Spend time in the Word and prayer.

The next principle of Mr. Rogers’s life that we can apply to our homeschooling is praying. Mr. Rogers spent time in the Word and in prayer daily. He prayed for those in his life who obviously needed help and even those who didn’t.

We can apply this to our homeschooling by praying for each of our children. We can pray that they would grow in faith and that they would grow physically, emotionally, and socially. Of course, we can and should pray for ourselves as well. Near the end of the movie, Mr. Rogers asks a dying man to pray for him. We can and should ask others to pray for us as we do the incredibly important job of homeschooling our children.

Tell children they’re loved as they are.

The final principle I want to share from Mr. Rogers’s life that we can apply to homeschooling is showing our children that they’re loved as they are.

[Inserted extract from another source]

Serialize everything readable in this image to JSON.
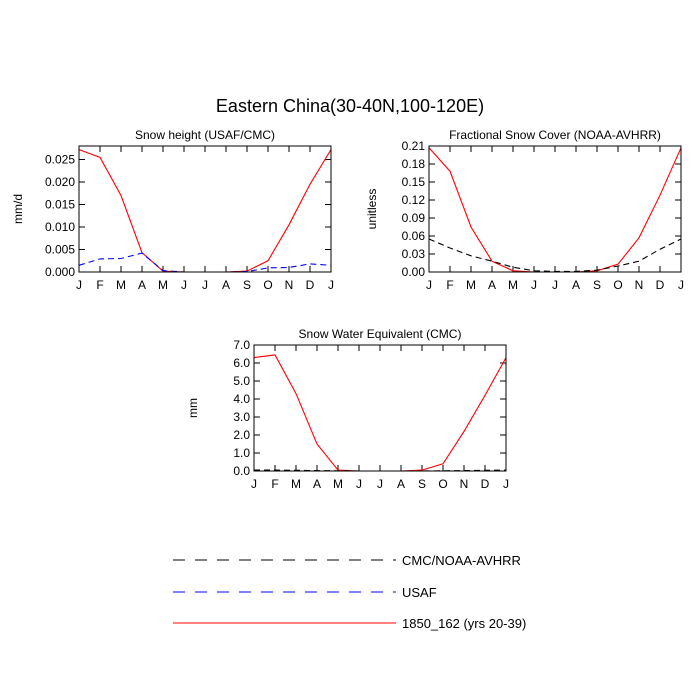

Mr. Rogers frequently told his viewers that they were wonderful just as they were. We may object to that when we’re dealing with a child who is sinful and disruptive. But the truth is that children who are struggling won’t have the will to change until they know they are loved just as they are.

We can apply this principle to our homeschooling by reminding our children that even if they never get better at math, reading, or keeping their rooms clean, we couldn’t possibly love them any more. They’re loved just as they are. This was Jesus’ message for us. While we were still sinners, Jesus came to set us free from the wages of that sin.

That message is for you too. You’re loved just as you are. Even if you never get more organized, never understand algebra, never have an Instagram-worthy homeschool day, you’re wonderful just as you are. Your family loves you so very much. God does, too.


Thank you so much for giving me the honor of listening to this podcast. I’m amazed by the sacrifice you make for your family week after week.

I watched another movie this week and there is a quote from it that applies here. The movie is Fighting with My Family. It’s a true story about a professional wrestling family. The sister is chosen to go pro over the brother. The sister tells her brother, “Just because you don’t have millions of people applauding doesn’t means that your work isn’t important.” Homeschool mom, your work is so important.